Reaksi Publik di Media Sosial
Postingan @TSarundengGG yang mengangkat isu ini memicu gelombang reaksi dari warganet. Dalam cuitannya, akun tersebut mempertanyakan apakah negara ini telah menjadi arena dinasti keluarga Yandri, dengan menyindir peran Yandri sebagai “pahlawan” politik bagi keluarganya. Cuitan tersebut disertai dengan infografis yang merinci tuduhan terhadap Yandri, termasuk:
– Penyalahgunaan wewenang dengan melibatkan 277 kepala desa.
– Dugaan intimidasi oleh polisi terhadap kepala desa.
– Kecurangan yang menyebabkan PSU di seluruh TPS di Serang, dengan biaya hingga Rp38 miliar yang dibebankan pada negara.
Warganet yang membalas postingan tersebut menunjukkan kekecewaan mendalam terhadap Yandri. Akun @lembayung_luv menulis, “Gak pantes banget, Yandri. Bukan urusan pribadi, ini negara loh!” Sementara itu, @keindahani17660 menyatakan, “Gak pantes banget jadi pemimpin kalau gitu terus.” Akun lain, seperti @MitsukiM66, menyoroti dampak kecurangan terhadap integritas demokrasi, dengan mengatakan, “Kecurangan merusak integritas banget!” Beberapa warganet bahkan menyerukan Yandri untuk mundur dari jabatannya, seperti yang ditulis oleh @MeterL9958, “Udah deh, Yandri. Lebih baik mundur aja daripada jadi beban pemerintah.”
Selain itu, warganet juga mengkritik sistem demokrasi di Indonesia yang dianggap masih jalan di tempat. @agussalman31 menulis, “Demokrasi Indonesia masih jalan di tempat: korupsi terus merajalela,” sementara @ceu_megawati menyebut, “Demokrasi sekarat ketika elit seenaknya memanipulasi sistem.” Harapan agar pengadilan tidak tunduk pada tekanan politik keluarga besar Yandri juga disuarakan oleh @I_gedesurya.
Sorotan terhadap Dinasti Politik
Kasus ini juga menambah sorotan terhadap fenomena dinasti politik di Indonesia. Sebuah studi dari *Ministrate: Jurnal Birokrasi dan Pemerintahan Daerah* menunjukkan bahwa praktik dinasti politik kerap terjadi di pemerintahan daerah, di mana elit politik berusaha melanggengkan kekuasaan melalui keluarga mereka. Hal ini mempermudah penyalahgunaan wewenang, sebagaimana yang diduga terjadi dalam kasus Yandri Susanto. Artikel dari *The Jakarta Post* (22 Januari 2025) juga mencatat bahwa sengketa Pilkada 2024 di MK sering kali melibatkan tuduhan favoritisme pemerintah pusat terhadap kandidat tertentu, yang memperparah persepsi publik terhadap integritas pemilu.

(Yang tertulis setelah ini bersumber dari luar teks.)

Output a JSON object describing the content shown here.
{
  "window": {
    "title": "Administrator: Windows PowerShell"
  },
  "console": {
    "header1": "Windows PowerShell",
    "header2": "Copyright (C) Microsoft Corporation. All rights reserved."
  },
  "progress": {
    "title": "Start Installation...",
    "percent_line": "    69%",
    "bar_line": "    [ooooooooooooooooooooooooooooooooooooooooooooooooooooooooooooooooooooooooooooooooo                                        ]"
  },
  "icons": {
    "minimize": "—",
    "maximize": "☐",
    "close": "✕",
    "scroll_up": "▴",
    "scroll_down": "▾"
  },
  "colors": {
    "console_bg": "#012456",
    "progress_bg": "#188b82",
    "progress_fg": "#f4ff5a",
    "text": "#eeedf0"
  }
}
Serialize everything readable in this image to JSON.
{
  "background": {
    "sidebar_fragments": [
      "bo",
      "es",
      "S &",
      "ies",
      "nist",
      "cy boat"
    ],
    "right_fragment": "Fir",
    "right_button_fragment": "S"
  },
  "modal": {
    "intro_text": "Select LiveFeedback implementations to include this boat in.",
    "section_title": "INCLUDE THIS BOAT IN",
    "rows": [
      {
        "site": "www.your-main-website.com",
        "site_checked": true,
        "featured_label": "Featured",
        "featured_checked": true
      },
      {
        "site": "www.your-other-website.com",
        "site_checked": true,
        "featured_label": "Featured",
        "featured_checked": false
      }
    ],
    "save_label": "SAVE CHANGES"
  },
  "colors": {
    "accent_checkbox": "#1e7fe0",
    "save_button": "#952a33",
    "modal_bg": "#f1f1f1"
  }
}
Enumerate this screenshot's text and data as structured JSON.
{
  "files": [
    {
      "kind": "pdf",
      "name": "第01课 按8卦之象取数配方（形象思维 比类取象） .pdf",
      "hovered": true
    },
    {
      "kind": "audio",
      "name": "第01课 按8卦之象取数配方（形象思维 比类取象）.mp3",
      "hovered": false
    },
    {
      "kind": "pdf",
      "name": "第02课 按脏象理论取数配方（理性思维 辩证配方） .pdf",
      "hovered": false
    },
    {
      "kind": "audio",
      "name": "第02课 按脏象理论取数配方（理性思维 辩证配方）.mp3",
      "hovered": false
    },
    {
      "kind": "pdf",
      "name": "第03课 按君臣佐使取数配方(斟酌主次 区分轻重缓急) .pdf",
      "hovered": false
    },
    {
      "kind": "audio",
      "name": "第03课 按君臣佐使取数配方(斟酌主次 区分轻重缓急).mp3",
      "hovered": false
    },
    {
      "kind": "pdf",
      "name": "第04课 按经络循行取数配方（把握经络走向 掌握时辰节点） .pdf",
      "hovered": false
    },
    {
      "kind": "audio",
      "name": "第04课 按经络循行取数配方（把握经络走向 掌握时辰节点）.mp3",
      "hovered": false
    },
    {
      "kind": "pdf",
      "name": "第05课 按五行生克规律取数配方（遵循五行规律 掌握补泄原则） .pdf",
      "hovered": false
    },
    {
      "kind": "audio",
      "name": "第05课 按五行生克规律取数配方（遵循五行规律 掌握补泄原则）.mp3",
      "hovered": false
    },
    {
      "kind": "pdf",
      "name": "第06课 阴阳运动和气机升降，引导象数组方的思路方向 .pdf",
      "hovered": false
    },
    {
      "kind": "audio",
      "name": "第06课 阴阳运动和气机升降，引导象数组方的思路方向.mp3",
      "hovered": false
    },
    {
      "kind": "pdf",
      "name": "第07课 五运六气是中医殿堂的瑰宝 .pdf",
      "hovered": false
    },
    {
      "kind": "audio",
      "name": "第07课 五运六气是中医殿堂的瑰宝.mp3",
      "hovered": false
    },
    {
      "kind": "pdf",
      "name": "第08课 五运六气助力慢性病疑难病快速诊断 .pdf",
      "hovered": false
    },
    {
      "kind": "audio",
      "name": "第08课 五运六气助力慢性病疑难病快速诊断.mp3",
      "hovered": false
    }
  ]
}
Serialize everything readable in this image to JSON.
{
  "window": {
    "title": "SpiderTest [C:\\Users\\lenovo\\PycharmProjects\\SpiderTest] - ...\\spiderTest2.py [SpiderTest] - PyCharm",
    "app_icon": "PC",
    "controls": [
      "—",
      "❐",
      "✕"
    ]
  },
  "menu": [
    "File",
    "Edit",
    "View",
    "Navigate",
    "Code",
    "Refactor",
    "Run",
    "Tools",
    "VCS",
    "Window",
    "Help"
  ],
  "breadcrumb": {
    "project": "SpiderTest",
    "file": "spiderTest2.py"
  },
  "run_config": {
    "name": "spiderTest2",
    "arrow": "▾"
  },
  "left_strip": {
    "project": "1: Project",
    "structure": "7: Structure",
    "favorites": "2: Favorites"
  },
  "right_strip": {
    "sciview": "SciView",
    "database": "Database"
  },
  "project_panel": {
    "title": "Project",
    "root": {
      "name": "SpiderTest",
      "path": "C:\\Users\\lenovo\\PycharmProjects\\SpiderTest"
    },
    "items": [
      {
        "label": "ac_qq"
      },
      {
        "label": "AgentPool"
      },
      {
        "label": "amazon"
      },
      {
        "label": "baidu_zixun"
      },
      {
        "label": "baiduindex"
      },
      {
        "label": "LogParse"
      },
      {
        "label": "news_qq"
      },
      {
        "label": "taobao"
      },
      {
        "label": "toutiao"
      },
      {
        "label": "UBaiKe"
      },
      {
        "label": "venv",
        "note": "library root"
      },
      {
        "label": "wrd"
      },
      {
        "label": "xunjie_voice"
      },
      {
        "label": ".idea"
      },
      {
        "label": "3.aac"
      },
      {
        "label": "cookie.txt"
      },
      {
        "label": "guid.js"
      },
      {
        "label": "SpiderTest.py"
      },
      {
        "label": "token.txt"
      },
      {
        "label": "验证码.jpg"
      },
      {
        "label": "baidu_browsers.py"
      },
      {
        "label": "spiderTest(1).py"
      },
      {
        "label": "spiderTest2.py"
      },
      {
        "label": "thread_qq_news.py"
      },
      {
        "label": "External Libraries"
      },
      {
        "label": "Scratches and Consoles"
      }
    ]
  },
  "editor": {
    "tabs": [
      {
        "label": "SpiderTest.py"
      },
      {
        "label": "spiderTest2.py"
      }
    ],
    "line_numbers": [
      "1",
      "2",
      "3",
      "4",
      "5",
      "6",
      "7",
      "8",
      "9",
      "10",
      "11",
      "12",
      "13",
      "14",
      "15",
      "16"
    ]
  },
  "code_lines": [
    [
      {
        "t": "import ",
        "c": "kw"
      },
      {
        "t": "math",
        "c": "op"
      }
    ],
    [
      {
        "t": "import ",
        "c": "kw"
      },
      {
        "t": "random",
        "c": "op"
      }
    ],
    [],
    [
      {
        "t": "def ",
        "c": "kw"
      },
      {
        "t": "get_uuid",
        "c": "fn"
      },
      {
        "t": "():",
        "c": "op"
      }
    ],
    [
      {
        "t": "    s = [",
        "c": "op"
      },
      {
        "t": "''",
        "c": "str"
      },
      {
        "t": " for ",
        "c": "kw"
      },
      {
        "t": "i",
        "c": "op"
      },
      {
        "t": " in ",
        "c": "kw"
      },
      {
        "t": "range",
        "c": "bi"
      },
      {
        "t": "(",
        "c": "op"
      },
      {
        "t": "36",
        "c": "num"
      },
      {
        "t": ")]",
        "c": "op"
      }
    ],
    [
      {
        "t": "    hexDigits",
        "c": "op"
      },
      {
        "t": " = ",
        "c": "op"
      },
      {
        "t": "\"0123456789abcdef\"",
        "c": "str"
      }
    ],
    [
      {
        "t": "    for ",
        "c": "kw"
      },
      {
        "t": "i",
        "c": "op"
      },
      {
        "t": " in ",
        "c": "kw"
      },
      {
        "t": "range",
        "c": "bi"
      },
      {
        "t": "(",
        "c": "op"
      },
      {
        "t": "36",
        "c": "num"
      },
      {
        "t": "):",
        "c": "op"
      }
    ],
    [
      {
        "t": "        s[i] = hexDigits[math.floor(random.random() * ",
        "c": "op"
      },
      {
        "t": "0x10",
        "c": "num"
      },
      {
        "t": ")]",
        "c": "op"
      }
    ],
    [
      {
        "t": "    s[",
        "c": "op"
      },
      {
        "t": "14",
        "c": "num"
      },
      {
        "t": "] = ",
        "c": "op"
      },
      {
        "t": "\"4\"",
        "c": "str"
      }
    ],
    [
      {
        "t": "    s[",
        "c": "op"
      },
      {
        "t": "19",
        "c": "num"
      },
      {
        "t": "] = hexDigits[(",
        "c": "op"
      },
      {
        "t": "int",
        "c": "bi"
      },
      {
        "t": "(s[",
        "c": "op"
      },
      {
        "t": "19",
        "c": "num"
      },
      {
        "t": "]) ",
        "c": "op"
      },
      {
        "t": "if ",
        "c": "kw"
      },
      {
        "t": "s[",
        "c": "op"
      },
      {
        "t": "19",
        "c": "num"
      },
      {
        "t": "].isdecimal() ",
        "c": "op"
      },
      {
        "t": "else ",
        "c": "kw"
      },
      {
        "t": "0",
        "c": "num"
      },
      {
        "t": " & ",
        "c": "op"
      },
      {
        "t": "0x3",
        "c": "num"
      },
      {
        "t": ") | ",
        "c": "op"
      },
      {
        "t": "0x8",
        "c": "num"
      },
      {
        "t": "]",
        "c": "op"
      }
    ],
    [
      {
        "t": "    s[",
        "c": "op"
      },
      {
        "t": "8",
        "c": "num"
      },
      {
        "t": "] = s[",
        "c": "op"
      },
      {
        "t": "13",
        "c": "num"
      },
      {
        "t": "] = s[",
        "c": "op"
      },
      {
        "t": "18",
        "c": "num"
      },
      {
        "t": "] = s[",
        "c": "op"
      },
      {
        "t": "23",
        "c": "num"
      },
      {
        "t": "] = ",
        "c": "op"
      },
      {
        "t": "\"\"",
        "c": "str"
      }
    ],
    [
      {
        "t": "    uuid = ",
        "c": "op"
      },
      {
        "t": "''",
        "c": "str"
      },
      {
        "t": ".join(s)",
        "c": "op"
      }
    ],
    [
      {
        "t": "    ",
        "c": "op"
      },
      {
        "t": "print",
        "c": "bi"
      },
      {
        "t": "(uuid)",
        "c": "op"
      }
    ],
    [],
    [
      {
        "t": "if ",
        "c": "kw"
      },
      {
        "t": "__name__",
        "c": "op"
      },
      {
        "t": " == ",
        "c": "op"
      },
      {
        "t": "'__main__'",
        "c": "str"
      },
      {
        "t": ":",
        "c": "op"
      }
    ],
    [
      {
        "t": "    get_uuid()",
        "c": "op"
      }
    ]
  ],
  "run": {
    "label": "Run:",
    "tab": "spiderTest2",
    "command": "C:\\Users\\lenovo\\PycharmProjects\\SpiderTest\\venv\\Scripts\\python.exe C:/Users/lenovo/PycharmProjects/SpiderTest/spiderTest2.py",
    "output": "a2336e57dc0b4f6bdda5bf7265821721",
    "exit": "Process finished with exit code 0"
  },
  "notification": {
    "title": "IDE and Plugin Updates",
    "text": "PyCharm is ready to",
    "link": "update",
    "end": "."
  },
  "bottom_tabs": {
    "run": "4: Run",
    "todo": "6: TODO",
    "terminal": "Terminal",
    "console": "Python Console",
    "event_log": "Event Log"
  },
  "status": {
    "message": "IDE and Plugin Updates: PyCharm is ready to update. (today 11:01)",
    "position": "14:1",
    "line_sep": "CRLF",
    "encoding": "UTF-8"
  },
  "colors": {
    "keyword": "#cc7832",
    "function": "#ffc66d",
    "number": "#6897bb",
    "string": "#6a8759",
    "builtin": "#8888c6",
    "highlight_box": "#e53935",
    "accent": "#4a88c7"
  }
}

Kontroversi Yandri Susanto dalam Pilkada Serang 2024 menjadi cerminan tantangan besar dalam demokrasi Indonesia, khususnya terkait penyalahgunaan wewenang dan praktik dinasti politik. Putusan MK untuk menggelar PSU menunjukkan adanya upaya untuk menegakkan keadilan dalam proses pemilu, namun biaya yang besar dan kerugian kepercayaan publik menjadi konsekuensi yang tidak dapat diabaikan. Reaksi warganet di platform X mencerminkan keresahan masyarakat terhadap elit politik yang dianggap lebih mementingkan kepentingan pribadi dan keluarga ketimbang integritas negara. Kasus ini menjadi pengingat bahwa pengawasan ketat terhadap penyelenggaraan pemilu dan akuntabilitas pejabat publik tetap menjadi kebutuhan mendesak untuk menjaga demokrasi yang sehat di Indonesia.